Drive from Calgary to Banff on a summer Saturday morning and you will join an almost unbroken stream of rental cars, RVs, pickup trucks towing boats and just about any other vehicle you can think of. The most popular spots along the Trans-Canada Highway — Lake Louise, Moraine Lake and Johnston Canyon — are fair bursting at the seams with people, something that has conservationists concerned.
Even the backcountry seems more crowded than ever. To use the backcountry in a national park you have to purchase a “wilderness pass” from Parks Canada and reserve a site at whichever backcountry campground you’re planning to stay at, but there are certain classic backpacking trips (the Skyline Trail in Jasper, the Egypt Lake and Skoki areas in Banff) where it can be extremely difficult to find an available backcountry site.
Last year, we were hoping to backpack into the remote Devon Lakes, the headwaters of the Clearwater River. The most direct way to get there is via the very popular Fish Lakes campground. It was fully booked (of course) on the dates we wanted. So instead, we hiked into the even more remote Castleguard Meadows, a stunning area on the south side of the Saskatchewan Glacier and Columbia Icefields. We saw nobody in five days. But the price of solitude was hiking an “unmaintained” trail, which meant lots of route-finding and occasional bush-whacking.
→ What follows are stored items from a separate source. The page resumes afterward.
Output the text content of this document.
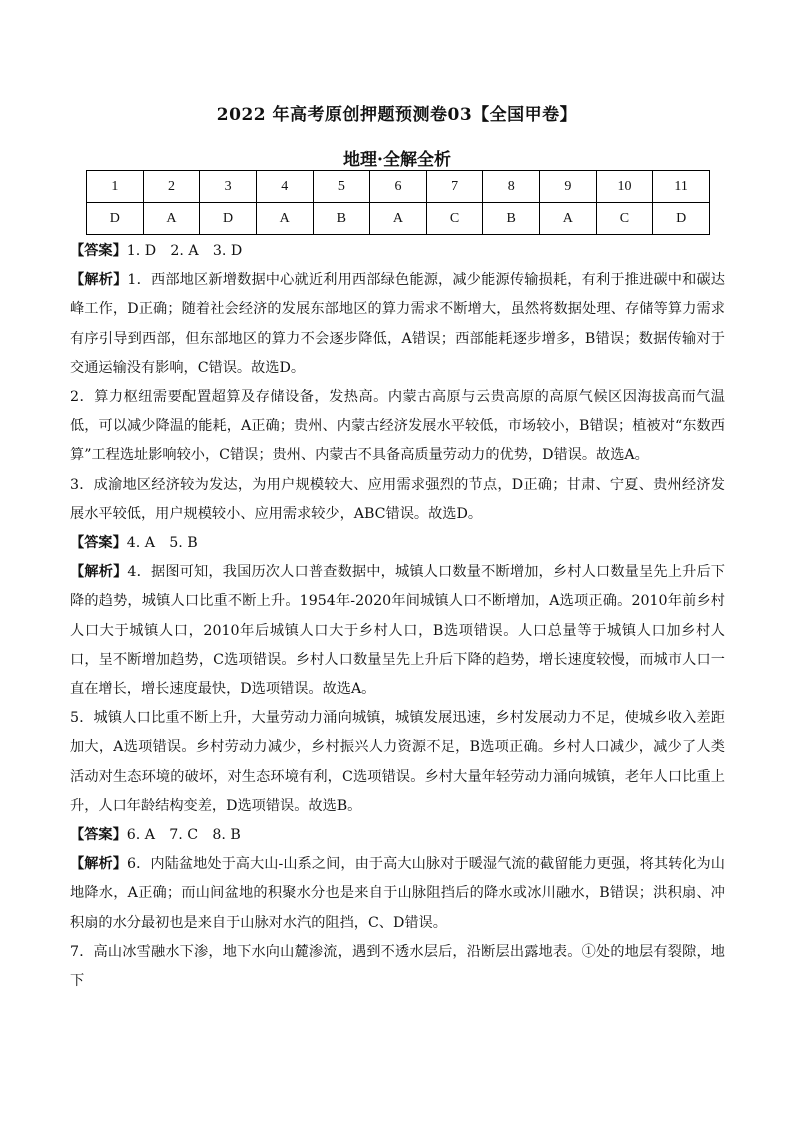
2022 年高考原创押题预测卷03【全国甲卷】
地理·全解全析
1	2	3	4	5	6	7	8	9	10	11
D	A	D	A	B	A	C	B	A	C	D

【答案】1. D　2. A　3. D

【解析】1．西部地区新增数据中心就近利用西部绿色能源，减少能源传输损耗，有利于推进碳中和碳达峰工作，D正确；随着社会经济的发展东部地区的算力需求不断增大，虽然将数据处理、存储等算力需求有序引导到西部，但东部地区的算力不会逐步降低，A错误；西部能耗逐步增多，B错误；数据传输对于交通运输没有影响，C错误。故选D。

2．算力枢纽需要配置超算及存储设备，发热高。内蒙古高原与云贵高原的高原气候区因海拔高而气温低，可以减少降温的能耗，A正确；贵州、内蒙古经济发展水平较低，市场较小，B错误；植被对“东数西算”工程选址影响较小，C错误；贵州、内蒙古不具备高质量劳动力的优势，D错误。故选A。

3．成渝地区经济较为发达，为用户规模较大、应用需求强烈的节点，D正确；甘肃、宁夏、贵州经济发展水平较低，用户规模较小、应用需求较少，ABC错误。故选D。

【答案】4. A　5. B

【解析】4．据图可知，我国历次人口普查数据中，城镇人口数量不断增加，乡村人口数量呈先上升后下降的趋势，城镇人口比重不断上升。1954年-2020年间城镇人口不断增加，A选项正确。2010年前乡村人口大于城镇人口，2010年后城镇人口大于乡村人口，B选项错误。人口总量等于城镇人口加乡村人口，呈不断增加趋势，C选项错误。乡村人口数量呈先上升后下降的趋势，增长速度较慢，而城市人口一直在增长，增长速度最快，D选项错误。故选A。

5．城镇人口比重不断上升，大量劳动力涌向城镇，城镇发展迅速，乡村发展动力不足，使城乡收入差距加大，A选项错误。乡村劳动力减少，乡村振兴人力资源不足，B选项正确。乡村人口减少，减少了人类活动对生态环境的破坏，对生态环境有利，C选项错误。乡村大量年轻劳动力涌向城镇，老年人口比重上升，人口年龄结构变差，D选项错误。故选B。

【答案】6. A　7. C　8. B

【解析】6．内陆盆地处于高大山-山系之间，由于高大山脉对于暖湿气流的截留能力更强，将其转化为山地降水，A正确；而山间盆地的积聚水分也是来自于山脉阻挡后的降水或冰川融水，B错误；洪积扇、冲积扇的水分最初也是来自于山脉对水汽的阻挡，C、D错误。

7．高山冰雪融水下渗，地下水向山麓渗流，遇到不透水层后，沿断层出露地表。①处的地层有裂隙，地下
Another part of Banff’s backcountry where you can avoid crowds, but without the route-finding challenges of the Castleguard, is the “Front Ranges.” As the name suggests, the Front Ranges are the first chains of peaks to the west of the prairies and foothills, in the eastern part of the park. After the Trans-Canada highway leaves Banff townsite, it bends to the northwest, so in Banff the Front Ranges are generally understood to mean the area east/northeast of the highway.
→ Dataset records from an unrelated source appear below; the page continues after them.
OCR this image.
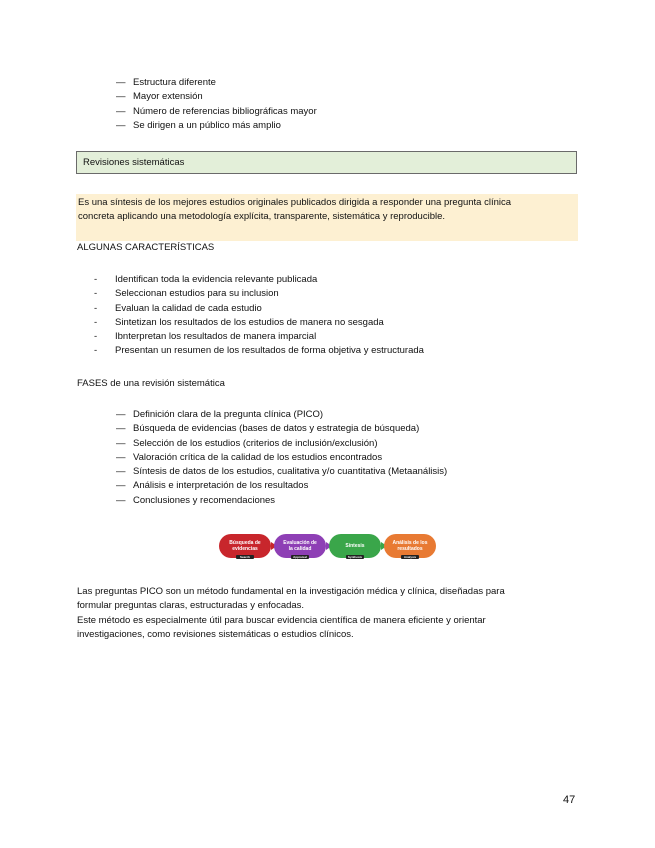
— Estructura diferente
— Mayor extensión
— Número de referencias bibliográficas mayor
— Se dirigen a un público más amplio
Revisiones sistemáticas
Es una síntesis de los mejores estudios originales publicados dirigida a responder una pregunta clínica
concreta aplicando una metodología explícita, transparente, sistemática y reproducible.
ALGUNAS CARACTERÍSTICAS
- Identifican toda la evidencia relevante publicada
- Seleccionan estudios para su inclusion
- Evaluan la calidad de cada estudio
- Sintetizan los resultados de los estudios de manera no sesgada
- Ibnterpretan los resultados de manera imparcial
- Presentan un resumen de los resultados de forma objetiva y estructurada
FASES de una revisión sistemática
— Definición clara de la pregunta clínica (PICO)
— Búsqueda de evidencias (bases de datos y estrategia de búsqueda)
— Selección de los estudios (criterios de inclusión/exclusión)
— Valoración crítica de la calidad de los estudios encontrados
— Síntesis de datos de los estudios, cualitativa y/o cuantitativa (Metaanálisis)
— Análisis e interpretación de los resultados
— Conclusiones y recomendaciones
Búsqueda de
evidencias
Search
Evaluación de
la calidad
Appraisal
Síntesis
Synthesis
Análisis de los
resultados
Analysis
Las preguntas PICO son un método fundamental en la investigación médica y clínica, diseñadas para
formular preguntas claras, estructuradas y enfocadas.
Este método es especialmente útil para buscar evidencia científica de manera eficiente y orientar
investigaciones, como revisiones sistemáticas o estudios clínicos.
47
Horse outfitters have been using the Front Ranges for as long as Banff has been a park, and its broad river valleys were used by Indigenous Peoples for centuries before that. While the Front Ranges don’t have the heights and glaciers of the Continental Divide west of the highway, it is an area of incredible beauty and definitely no crowds. In the early 1990s, I did a 160-kilometre backpack loop through the Clearwater and Red Deer River valleys with John Tuckwell, a Fellow of The Royal Canadian Geographic Society, and we saw virtually nobody the entire trip.
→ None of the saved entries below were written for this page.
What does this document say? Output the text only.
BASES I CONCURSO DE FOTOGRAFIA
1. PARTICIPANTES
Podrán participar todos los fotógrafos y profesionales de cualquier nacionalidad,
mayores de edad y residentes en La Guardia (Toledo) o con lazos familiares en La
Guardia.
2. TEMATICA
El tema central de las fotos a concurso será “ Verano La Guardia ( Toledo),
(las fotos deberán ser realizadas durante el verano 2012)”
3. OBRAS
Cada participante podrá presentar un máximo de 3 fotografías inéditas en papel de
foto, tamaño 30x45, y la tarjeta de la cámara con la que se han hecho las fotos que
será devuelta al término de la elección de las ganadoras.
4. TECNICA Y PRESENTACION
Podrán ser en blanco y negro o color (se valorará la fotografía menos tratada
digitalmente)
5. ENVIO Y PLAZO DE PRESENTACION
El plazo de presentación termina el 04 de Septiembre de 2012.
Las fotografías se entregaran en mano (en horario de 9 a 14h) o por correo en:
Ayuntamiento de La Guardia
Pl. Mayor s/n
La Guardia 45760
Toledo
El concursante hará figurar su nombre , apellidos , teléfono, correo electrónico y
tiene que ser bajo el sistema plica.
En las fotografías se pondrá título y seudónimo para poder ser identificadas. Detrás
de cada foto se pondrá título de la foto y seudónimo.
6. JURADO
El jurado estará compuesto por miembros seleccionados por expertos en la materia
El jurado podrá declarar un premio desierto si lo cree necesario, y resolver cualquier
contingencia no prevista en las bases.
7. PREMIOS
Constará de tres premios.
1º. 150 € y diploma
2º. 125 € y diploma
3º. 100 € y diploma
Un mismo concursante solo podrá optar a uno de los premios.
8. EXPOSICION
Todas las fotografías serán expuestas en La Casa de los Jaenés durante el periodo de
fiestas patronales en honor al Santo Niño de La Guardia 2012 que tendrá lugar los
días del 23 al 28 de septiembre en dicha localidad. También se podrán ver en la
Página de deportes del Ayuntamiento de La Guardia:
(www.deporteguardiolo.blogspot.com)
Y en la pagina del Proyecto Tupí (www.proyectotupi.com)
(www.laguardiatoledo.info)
The Front Ranges are also where Parks Canada recently reintroduced bison into the Rocky Mountains. Specifically, the bison were brought to the Panther River valley, which is the first major valley south of the Red Deer River. So this year, my colleague Marco Baldasaro, RCGS Fellow Greg Lyndon and I planned a week-long trip through the Front Ranges that would have taken us north from Banff into the Panther Valley in the hopes of seeing some bison, then north to the Red Deer River. From there, the plan was to go west to the Skoki area and finish at Lake Louise.
A week before we left, we learned that Parks Canada had closed the Panther River valley to hikers because of the bison. As a result, we adjusted our itinerary to follow a “scenic route” between two of Banff’s three ski areas.
August in Alberta was marked by significant smoke from forest fires in B.C. On our first day, the smoke was so bad we could barely see the sun, let alone the mountains. Fortunately, the smoke started clearing our second day and by our third day, we were enjoying brilliant blue skies.